Werner Dütsch beschreibt einen magischen Moment. Es sei ein banales Bild. Die Straßenbahn und der Nachtverkehr Odessas werden stumm gezeigt. Es sei ein surrealistisches Verfahren, das dem Moment eine Ausstrahlung gebe, der ihm ursprünglich nicht innewohne. Eva Neymann verweist ein weiteres Mal auf ihre Filmarbeit als Erinnerungsarbeit.

Eine Diskutantin greift die magischen Momente auf. Sie beschreibt ein Bild, in dem die Kinder hinter einer Glasscheibe stehen und für uns erkennbar aber distanziert sind. Sie als Zuschauerin hätte sich damit abfinden müssen, die Kinder zu respektieren, sie aber nicht weiter kennen lernen zu können. Besonders das Ende des Films sei auch ein Beispiel dafür. Kolja läuft einen weiten Straßenzug entlang.

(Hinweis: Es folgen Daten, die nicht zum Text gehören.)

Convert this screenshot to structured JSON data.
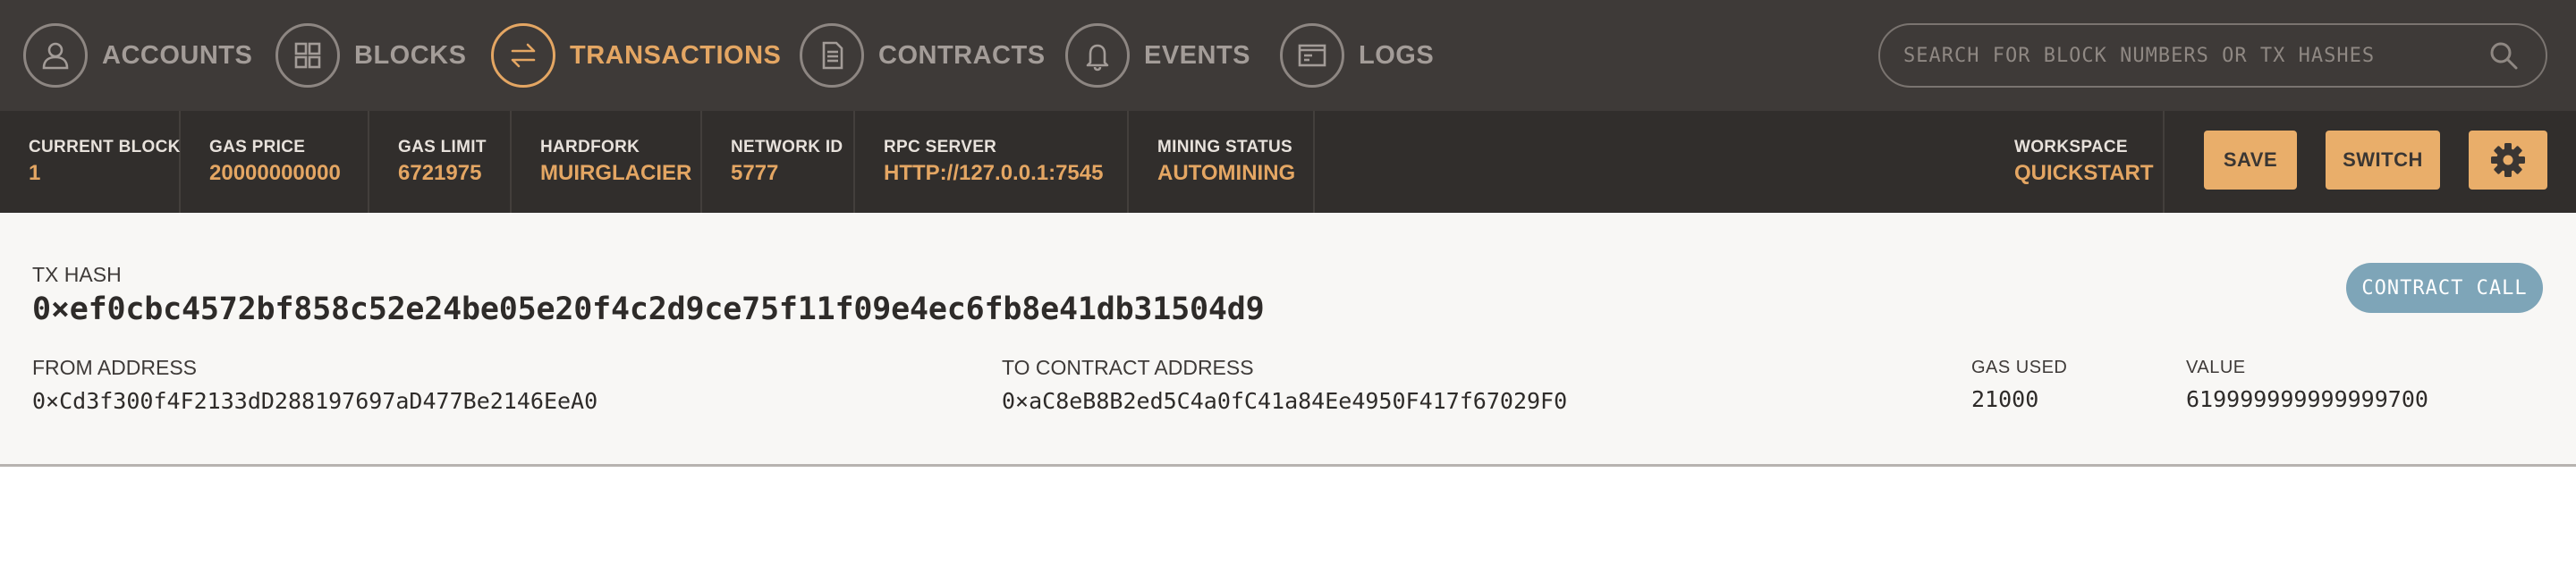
{
  "nav": {
    "items": [
      {
        "label": "ACCOUNTS",
        "icon": "person-icon",
        "active": false
      },
      {
        "label": "BLOCKS",
        "icon": "grid-icon",
        "active": false
      },
      {
        "label": "TRANSACTIONS",
        "icon": "arrows-swap-icon",
        "active": true
      },
      {
        "label": "CONTRACTS",
        "icon": "document-icon",
        "active": false
      },
      {
        "label": "EVENTS",
        "icon": "bell-icon",
        "active": false
      },
      {
        "label": "LOGS",
        "icon": "terminal-icon",
        "active": false
      }
    ],
    "search_placeholder": "SEARCH FOR BLOCK NUMBERS OR TX HASHES"
  },
  "status": {
    "current_block": {
      "label": "CURRENT BLOCK",
      "value": "1"
    },
    "gas_price": {
      "label": "GAS PRICE",
      "value": "20000000000"
    },
    "gas_limit": {
      "label": "GAS LIMIT",
      "value": "6721975"
    },
    "hardfork": {
      "label": "HARDFORK",
      "value": "MUIRGLACIER"
    },
    "network_id": {
      "label": "NETWORK ID",
      "value": "5777"
    },
    "rpc_server": {
      "label": "RPC SERVER",
      "value": "HTTP://127.0.0.1:7545"
    },
    "mining_status": {
      "label": "MINING STATUS",
      "value": "AUTOMINING"
    },
    "workspace": {
      "label": "WORKSPACE",
      "value": "QUICKSTART"
    },
    "save_label": "SAVE",
    "switch_label": "SWITCH",
    "settings_icon": "gear-icon"
  },
  "transaction": {
    "hash_label": "TX HASH",
    "hash": "0×ef0cbc4572bf858c52e24be05e20f4c2d9ce75f11f09e4ec6fb8e41db31504d9",
    "type_badge": "CONTRACT CALL",
    "from_label": "FROM ADDRESS",
    "from": "0×Cd3f300f4F2133dD288197697aD477Be2146EeA0",
    "to_label": "TO CONTRACT ADDRESS",
    "to": "0×aC8eB8B2ed5C4a0fC41a84Ee4950F417f67029F0",
    "gas_used_label": "GAS USED",
    "gas_used": "21000",
    "value_label": "VALUE",
    "value": "619999999999999700"
  },
  "colors": {
    "nav_bg": "#3e3a38",
    "status_bg": "#312e2c",
    "accent": "#e4a663",
    "badge": "#7ea5b8",
    "panel_bg": "#f8f7f5"
  }
}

Alleine, von der Kamera weg. Die Diskutantin nennt es „devastating“, aber liebevoll. Wir dürften eine Strecke mit den beiden gehen, müssten sie aber schließlich ziehen lassen.

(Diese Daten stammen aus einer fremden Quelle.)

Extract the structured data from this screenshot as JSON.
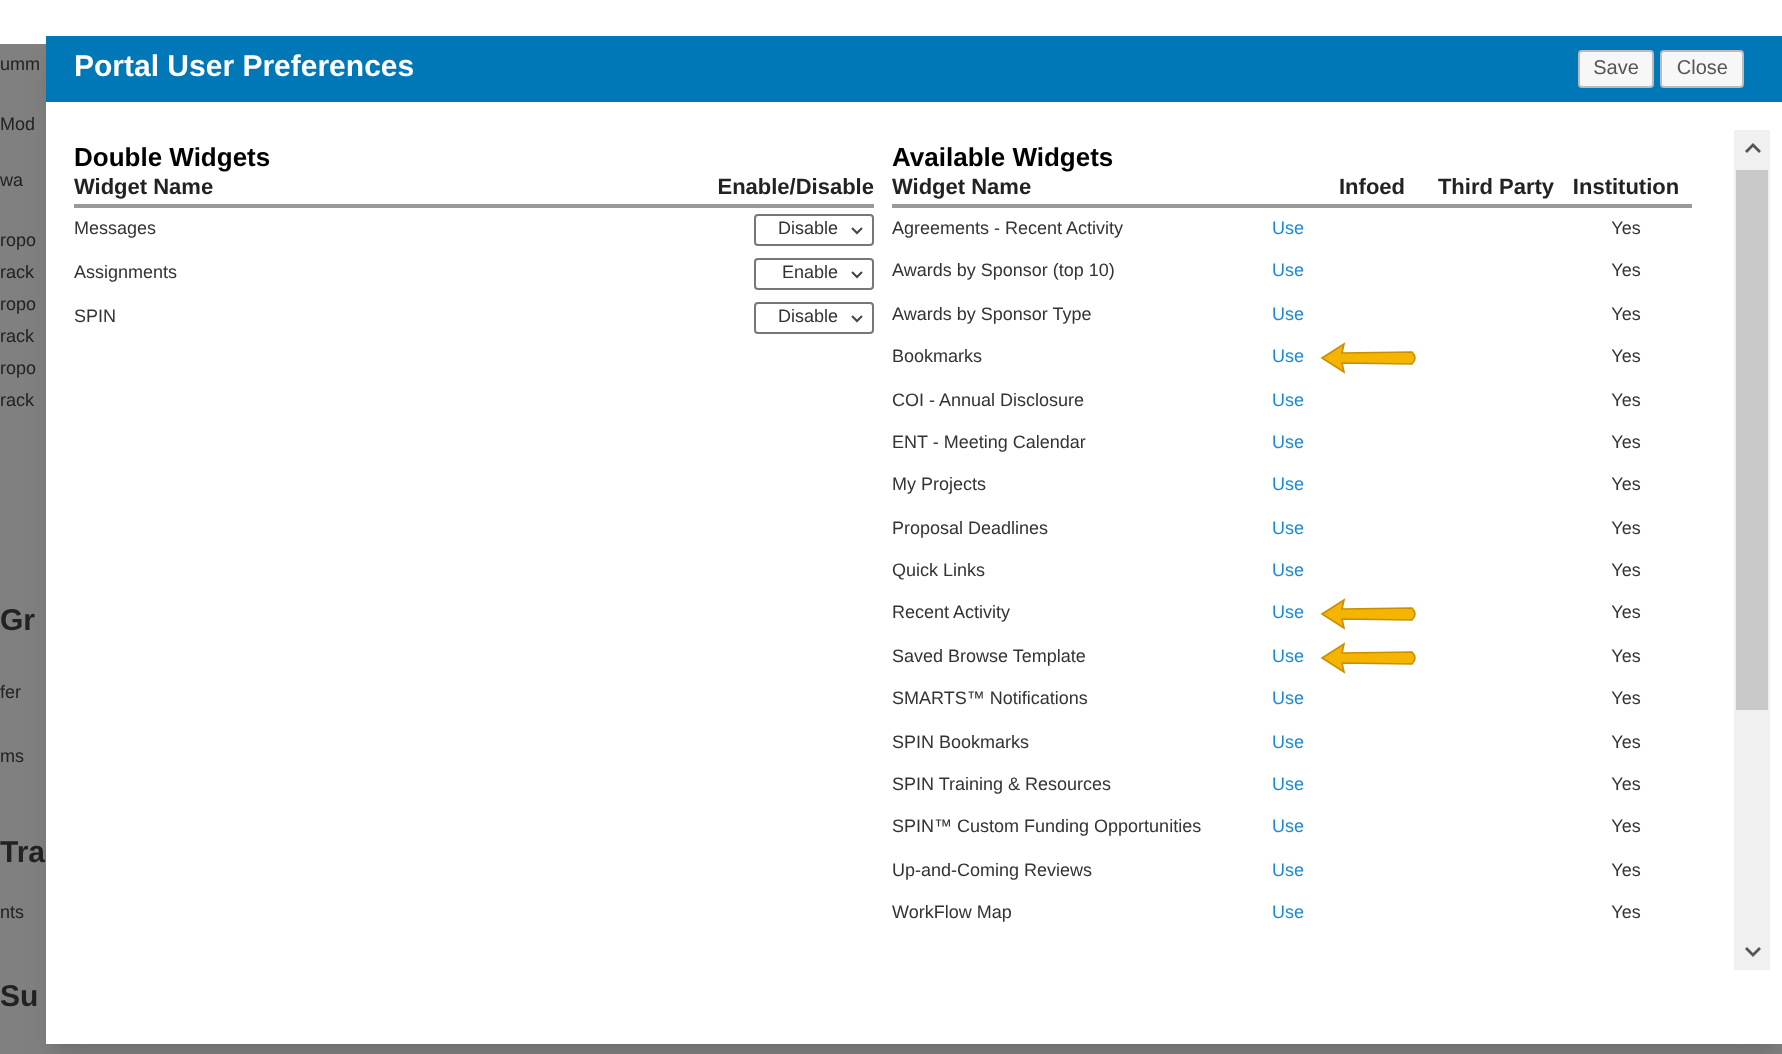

Die Regisseurin bestätigt, dass sie auf ihrer Strecke begann, die beiden zu lieben, besonders Jura, der dann einfach verschwand und von dem sie noch oft träumte. Die beiden wieder gehen zu lassen sei schrecklich für sie gewesen. – „Andererseits, wie kann ich sonst Filme machen?“

Werner Dütsch fragt konkret nach den Lebensbedingungen des kleinen Kolja. Eva erzählt, er habe zwei Monate im Herbst in einer Hütte gelebt und sei auch im Herbst zum schwimmen ins kalte Meer gegangen. „Ein bisschen leiden für Film kann man schon!“

Werner Ruzicka beschreibt den existenziellen Optimismus von Wege Gottes. Kolja und Jura stehen auf dem Kontinent der Kindheit, den sie zwangsläufig verlassen werden. Für diesen Moment würden sie aber auf die Vorpubertät reduziert.

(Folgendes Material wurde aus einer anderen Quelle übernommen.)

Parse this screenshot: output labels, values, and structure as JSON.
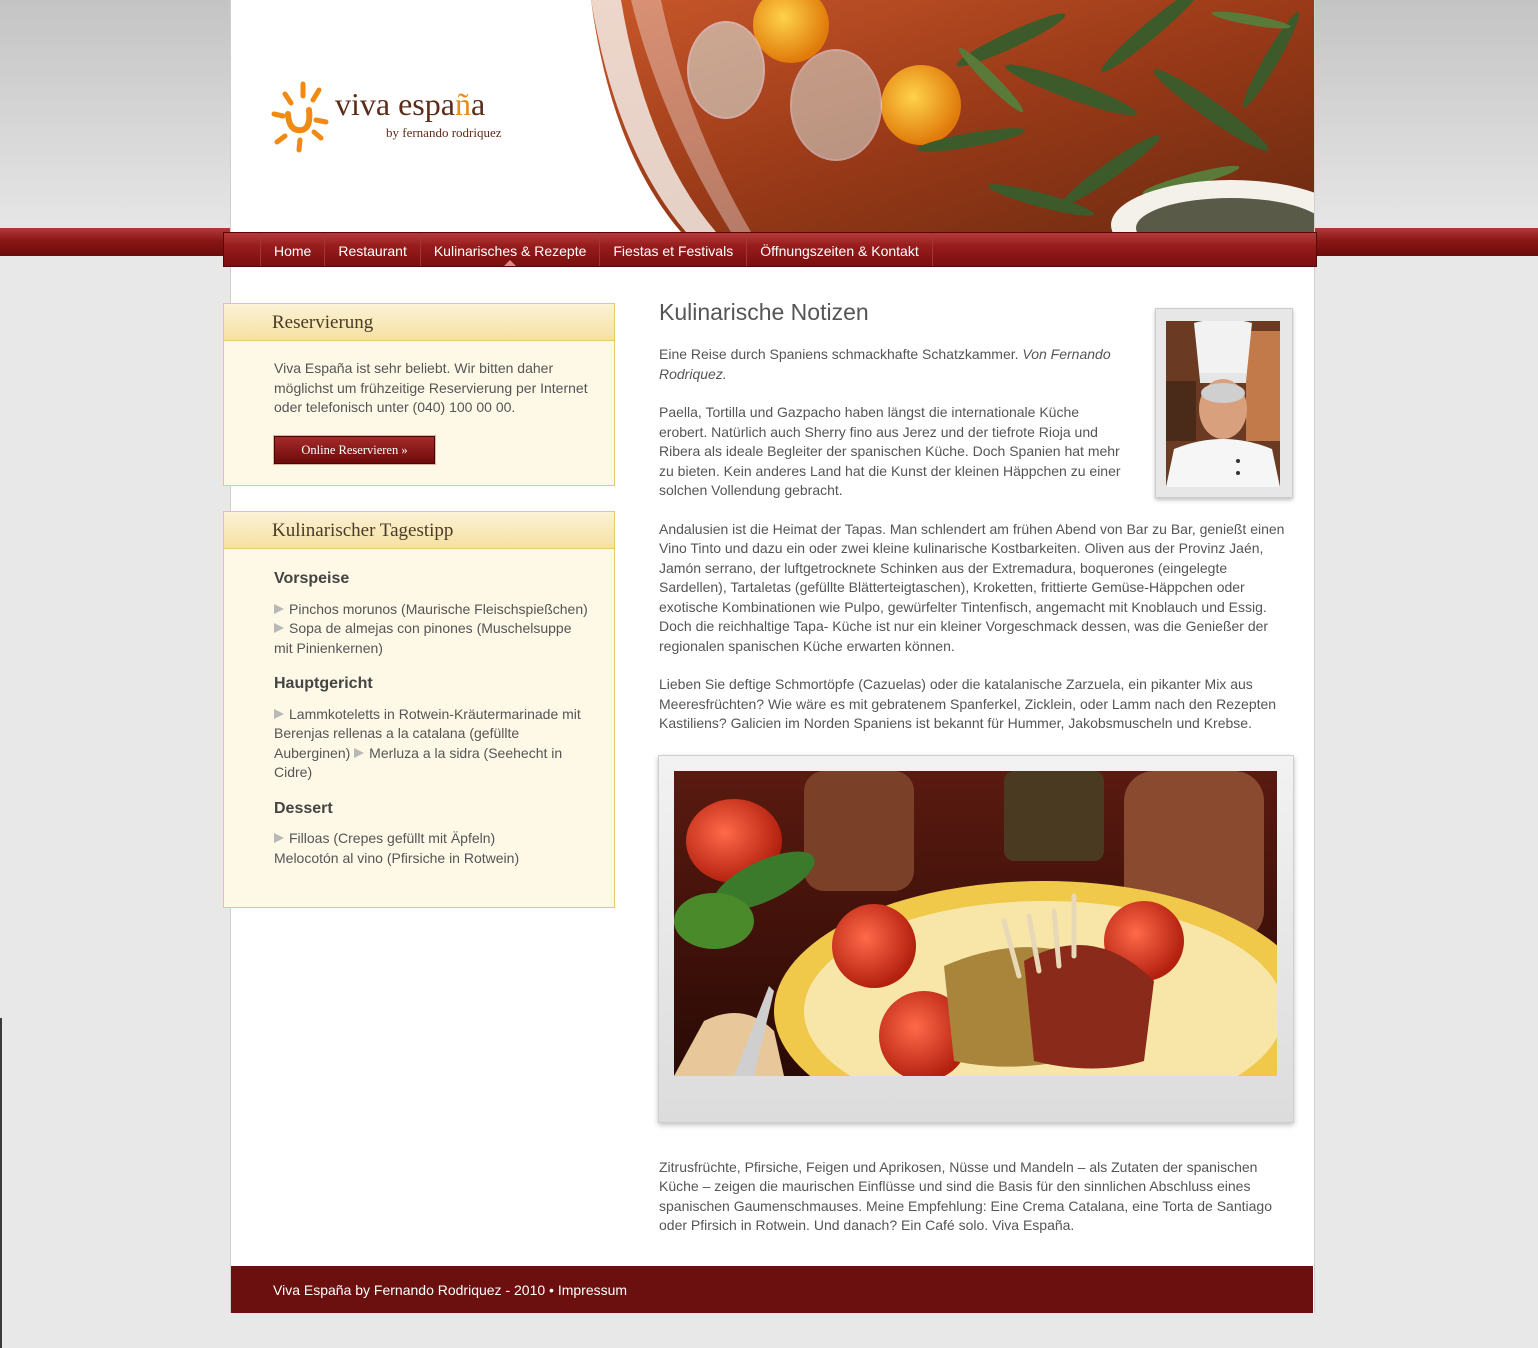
{
  "logo": {
    "name_main": "viva espa",
    "name_accent": "ñ",
    "name_end": "a",
    "byline": "by fernando rodriquez"
  },
  "nav": {
    "items": [
      {
        "label": "Home"
      },
      {
        "label": "Restaurant"
      },
      {
        "label": "Kulinarisches & Rezepte",
        "active": true
      },
      {
        "label": "Fiestas et Festivals"
      },
      {
        "label": "Öffnungszeiten & Kontakt"
      }
    ]
  },
  "reservation": {
    "title": "Reservierung",
    "text": "Viva España ist sehr beliebt. Wir bitten daher möglichst um frühzeitige Reservierung per Internet oder telefonisch unter (040) 100 00 00.",
    "button": "Online Reservieren »"
  },
  "tip": {
    "title": "Kulinarischer Tagestipp",
    "starter_title": "Vorspeise",
    "starter_1": "Pinchos morunos (Maurische Fleischspießchen)",
    "starter_2": "Sopa de almejas con pinones (Muschelsuppe mit Pinienkernen)",
    "main_title": "Hauptgericht",
    "main_1": "Lammkoteletts in Rotwein-Kräutermarinade mit Berenjas rellenas a la catalana (gefüllte Auberginen)",
    "main_2": "Merluza a la sidra (Seehecht in Cidre)",
    "dessert_title": "Dessert",
    "dessert_1": "Filloas (Crepes gefüllt mit Äpfeln)",
    "dessert_2": "Melocotón al vino (Pfirsiche in Rotwein)"
  },
  "article": {
    "title": "Kulinarische Notizen",
    "intro": "Eine Reise durch Spaniens schmackhafte Schatzkammer.",
    "intro_author": "Von Fernando Rodriquez.",
    "p1": "Paella, Tortilla und Gazpacho haben längst die internationale Küche erobert. Natürlich auch Sherry fino aus Jerez und der tiefrote Rioja und Ribera als ideale Begleiter der spanischen Küche. Doch Spanien hat mehr zu bieten. Kein anderes Land hat die Kunst der kleinen Häppchen zu einer solchen Vollendung gebracht.",
    "p2": "Andalusien ist die Heimat der Tapas. Man schlendert am frühen Abend von Bar zu Bar, genießt einen Vino Tinto und dazu ein oder zwei kleine kulinarische Kostbarkeiten. Oliven aus der Provinz Jaén, Jamón serrano, der luftgetrocknete Schinken aus der Extremadura, boquerones (eingelegte Sardellen), Tartaletas (gefüllte Blätterteigtaschen), Kroketten, frittierte Gemüse-Häppchen oder exotische Kombinationen wie Pulpo, gewürfelter Tintenfisch, angemacht mit Knoblauch und Essig. Doch die reichhaltige Tapa- Küche ist nur ein kleiner Vorgeschmack dessen, was die Genießer der regionalen spanischen Küche erwarten können.",
    "p3": "Lieben Sie deftige Schmortöpfe (Cazuelas) oder die katalanische Zarzuela, ein pikanter Mix aus Meeresfrüchten? Wie wäre es mit gebratenem Spanferkel, Zicklein, oder Lamm nach den Rezepten Kastiliens? Galicien im Norden Spaniens ist bekannt für Hummer, Jakobsmuscheln und Krebse.",
    "p4": "Zitrusfrüchte, Pfirsiche, Feigen und Aprikosen, Nüsse und Mandeln – als Zutaten der spanischen Küche – zeigen die maurischen Einflüsse und sind die Basis für den sinnlichen Abschluss eines spanischen Gaumenschmauses. Meine Empfehlung: Eine Crema Catalana, eine Torta de Santiago oder Pfirsich in Rotwein. Und danach? Ein Café solo. Viva España."
  },
  "footer": {
    "text": "Viva España by Fernando Rodriquez - 2010 •",
    "link": "Impressum"
  },
  "colors": {
    "brand_red": "#7a0f0f",
    "accent_orange": "#e88a16",
    "box_bg": "#fef8e7",
    "box_border": "#e8c970"
  }
}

Eva Neymann greift das Thema auf. Sie wisse, dass die beiden Kinder keine Zukunft hätten. Sie wolle nicht daran glauben, aber sie wisse es. Vielleicht sterben sie bald, wahrscheinlich bekämen sie keine Ausbildung. Sicher würden sie keine Ärzte oder Festivalleiter von Beruf. Wenn sie das aber realisierten, würden sie sich wohl für den Freitod entscheiden. Dass die beiden das nicht erkennen, ist der Beweis, dass es egal sei, wie und wann man lebe. Der Sinn des Lebens sei das Leben selbst. Entscheidend ist, dass man sich Träume bewahre. Wenn man sich die Kraft zum Träumen erhalte, dann sei das Leben wertvoll. Auch Jesus sei ein Straßenkind gewesen, ohne Herberge, ohne Karriere. Eva Neymann bezeichnet sich als nicht religiös, aber als gläubig. In diesem Moment erklärt sich auch der Titel des Films. Wege Gottes. Er leite sich ab durch das Sprichwort „Gottes Wege sind unergründlich.“ Ein Diskutant stellt fest, dass es nicht leicht sei, auf Anhieb auf diesen Zusammenhang zu stoßen. Der Film habe das aber auch keineswegs nötig, fügt er abschließend hinzu.